Today, my youngest sister married the man of her dreams. Who would have thought she would meet this individual far far away from where she was born? I find it funny when I hear people say that Filipinas marry foreigners for money. It's equally hilarious when people think that the only solution to have a better life is to get out of the Philippines and marry someone abroad. I'm just glad that in my sister's case, it just wasn't one of those things. It wasn't one of those things where a Filipina finds a non-Filipino and marries him so she can uplift her status/lifestyle. She was doing really well there even before she met him. Her status was legal and she was earning fairly decently. There are just bonuses in life destined for kindhearted people to earn. It's one thing to be happy. It's another thing to stay that way. I'm just glad it was love that brought them together. Even more for the fact that she is happiest with him. I can never ask for anything more for her. Sincerely. She is so loved by many even with all the funky swinging, roller coaster, unpredictably unending turns of emotions she oh so frequently exudes.

She will always be the princess of our lives, the crazy mood-shifting character that only she in the family has ridiculously mastered. 


To you Jamaica, 

I love you eternally and I wish for God to bless you and Nick the best of everything He can offer from this day on. Cheers to a great new beginning!

Kuya

Monday, October 3, 2011

to you: when something's not enough

I was furtively contemplating on the things I must do in the near future to get partly ahead of what currently is seeming to be the slowest and most moronic pace my life has ever moved to date when I suddenly realized how painfully devastating it must have been for you to have to excruciatingly endure all the stupid things that I did. Believe it or not, my mind just stopped and it somehow felt like it was one of those 'how it was supposed to be' type of thing. Ironically, when it started running again, all I could muster into thinking about was..

I'm Sorry.

I was a dim-witted prick. We both know that. In fact you knew about that even before we started things going. But anyways, so yeah I was a dick. I was even more after what happened. I even surprised myself because I can't seem to know where I got the guts to have still shown my face to you after all that has happened between us.

I have wronged you and for that I know I deserve everything that you're doing to me right now. It's a little too late for this I know, but whatever it is that made me think of writing this, I couldn't be thankful enough for making me appreciate the warmth and tenderness of all the emotions you have shared with me in all those times that we were inseparable.. all those times when we couldn't care less of the shizzits happening around.. all those times...


 when loving just seemed not enough.

Monday, September 26, 2011

kismet

        Meeting a random character and becoming distinctly comfortable with that individual happen approximately 1,500 times in a lifetime. Fate may or may not have something to do with it - destiny might or might not have too, nevertheless, chances are, these circumstances, coincidence or planned, brought us to where we are right now.  

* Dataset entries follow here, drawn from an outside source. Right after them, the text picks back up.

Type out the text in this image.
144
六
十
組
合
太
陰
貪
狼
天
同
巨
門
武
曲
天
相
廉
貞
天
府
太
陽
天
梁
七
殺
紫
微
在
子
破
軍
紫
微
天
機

          It's not enough to consider the fact that these little instances of arbitrary engagements led us to acknowledge several corresponding reasons - reasons only we can understand and make something out of. But in fact, it is safe to believe that these people struck our lives, however insignificant or important these effects were, in comparative magnitude and contrasting intensities. 


               Some have ensuing repercussions in manners our malleable minds could never seem to fathom. Some imprinted our memories with the lightest of marks that at times in the past had us irritatingly amused with the way we have unintentionally neglected even the most vivid attributes they possess.


tbc...

Saturday, September 24, 2011

Australia

New South Wales and Tasmania.
Sydney and Hobart.
02 and 03.
2000 and 7000

2012. 2012. 2012

Tuesday, September 6, 2011

weird.

Out of the blue, my mom asked me how have you been doing..
Funny as it seems..

"I don't really have a clue."

Monday, September 5, 2011

why now?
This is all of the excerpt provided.